In a few days the Guggenheim Museum in Manhattan will unveil a new work of art, or rather a new work of "art": a functioning, solid gold toilet, which will be installed in one of the bathrooms. It is by Maurizio Cattelan, whom The New York Times describes as "one of the most expensive living artists," and is titled "Maurizio Cattelan: 'America'." That is tiresomely predictable, and about as clever as Internet trolls referring to Barack Obama as "Obummer." But like "Obummer," it flatters the dogmas of its intended audience.
The political angle matters less than the aesthetic one, though. A gold toilet is to real art what a toy Yoda is to a new automobile. But there is a sad difference between these two cases: Everyone at Hooters knew the toy Yoda was not an actual car. Nobody pretended the stuffed doll and the Japanese automobile belonged to the same taxonomic or ontological category.
Too much contemporary art tries, with a great deal of seriousness and self-regard, to claim just that.
There is, for instance, the celebrated "My Bed" by Tracy Emin, which sold for more than $3 million a couple of years ago. It consists of a messy bed with stained sheets surrounded by cigarette butts, empty bottles, dirty underwear, and so on. Put it in a cheap apartment and it's grounds for eviction. Put it in a museum and it gets short-listed for the prestigious Turner Prize, because it is brilliant art that delivers profound social commentary.
Except that it isn't, and doesn't. And the same holds true for a great deal of contemporary art—the "installations" and the "conceptual art" pieces and the piles of bricks and leftover party trash presented as if they were something inspired, which they are not—despite what smart people might say to the contrary.

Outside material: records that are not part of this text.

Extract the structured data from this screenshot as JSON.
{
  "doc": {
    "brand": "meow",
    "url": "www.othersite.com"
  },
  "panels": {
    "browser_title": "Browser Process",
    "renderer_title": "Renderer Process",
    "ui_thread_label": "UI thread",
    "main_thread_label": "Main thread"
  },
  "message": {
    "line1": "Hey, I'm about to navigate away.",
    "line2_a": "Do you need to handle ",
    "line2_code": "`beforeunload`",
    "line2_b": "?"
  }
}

And that is part of the problem. Smart people can make intelligent and even profound observations about nearly anything, including things that are quite shallow themselves. The other day the Wall Street Journal presented part of an abstract from a linguistics paper published in a prestigious journal that includes these two sentences:
"The use of stereotypical diacritics of white-collar and blue-collar social identities in the ads circulates a representation of class identities as consumer categories, even as the ads' portrayals of class difference reproduce hegemonic relationships of markedness between 'middle-class' consumers and other social categories. Examining representations of different phases of commodity formulation and social voices loosely associated with these phases, I show how various social identities are subjugated to the commercial ends of the advertising encounter, and how the advertisements both induce consumer behavior as well as reshape hegemonic understandings of social difference and inequality."

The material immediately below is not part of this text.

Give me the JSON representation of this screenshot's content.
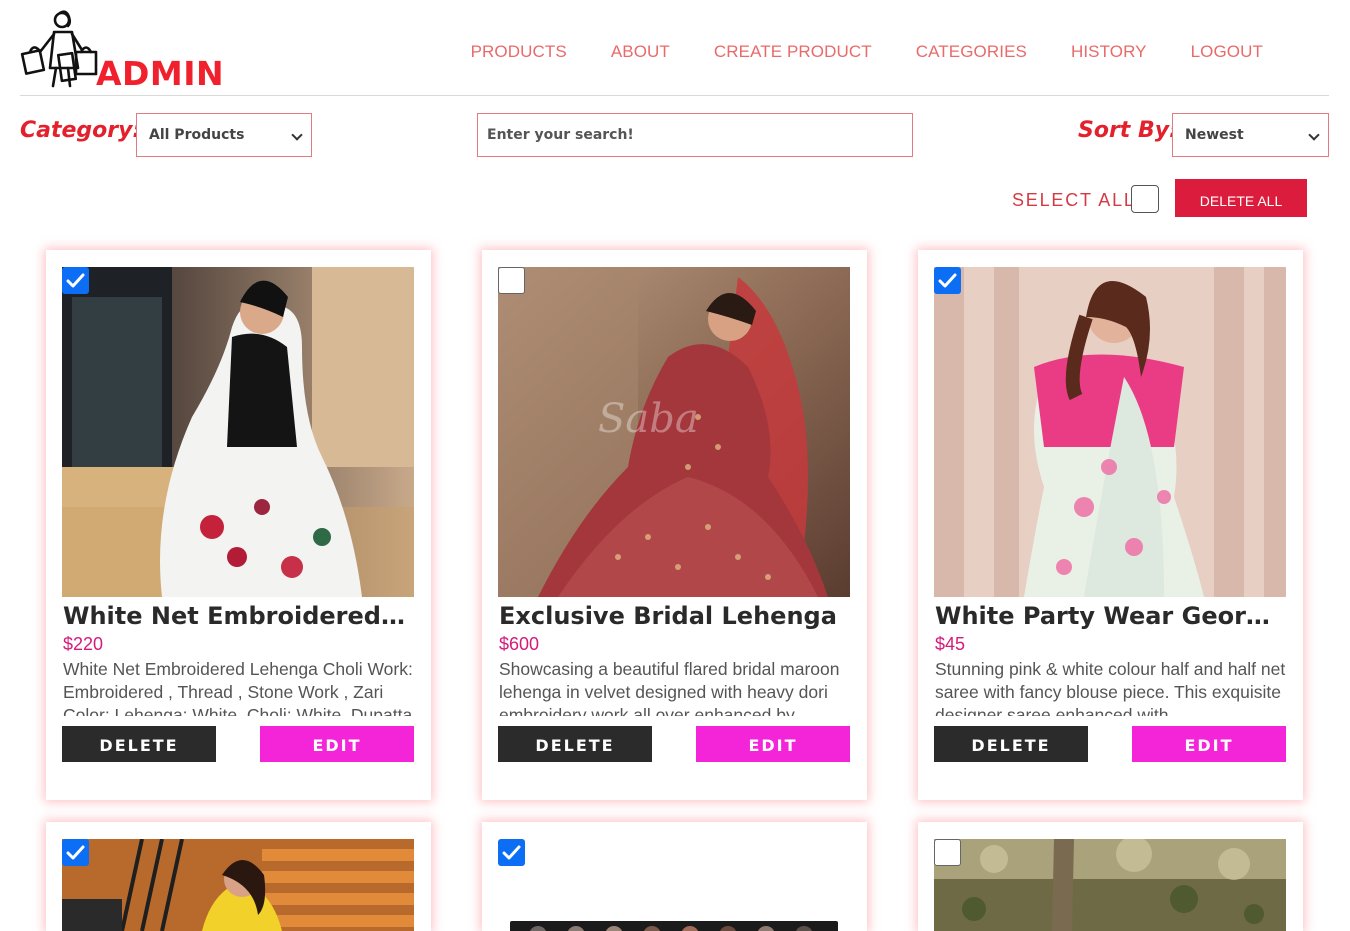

The subject of this pompous gibberish was TV ads for F-150 pickup trucks. The author is trying to say that truck ads use class stereotypes to sell trucks and, in doing so, they affect how people think about economic and social class.
Now, you can tease out a lot of interesting observations about society from motor-vehicle ads, and James Twitchell did some of that a few years ago in Branded Nation"—without a lot of obscurantist jargon and with, perhaps, even more insight.
But making sharp observations about truck ads does not turn truck ads into works of art. Yet we are supposed to think otherwise if someone puts a truck ad on a screen in a gallery. We are supposed to think this because we have been told that anything can be art, if it is made or repurposed by an artist. And an artist is, tautologically, someone who makes art—so anybody can be one.
But a category that excludes nothing ceases to be a category; a word that can mean anything actually means nothing. Hence art without standards is a contradiction in terms.
This doesn't mean that everything we call art has to be Renoir and Rodin and Bartolomeo and Bierstadt. We live in a rich, complex, gloriously diverse world, with room for lots of different ideas and lots of different tastes. There is a place for the strange and disturbing and impenetrable. And hey, it's a free country. So if you would like to have a small can of the artist Piero Manzoni's very own feces (available for the low, low price of $263,000!) on your mantle, knock yourself out. Just don't try to convince the rest of the world it's actually a shiny new Toyota.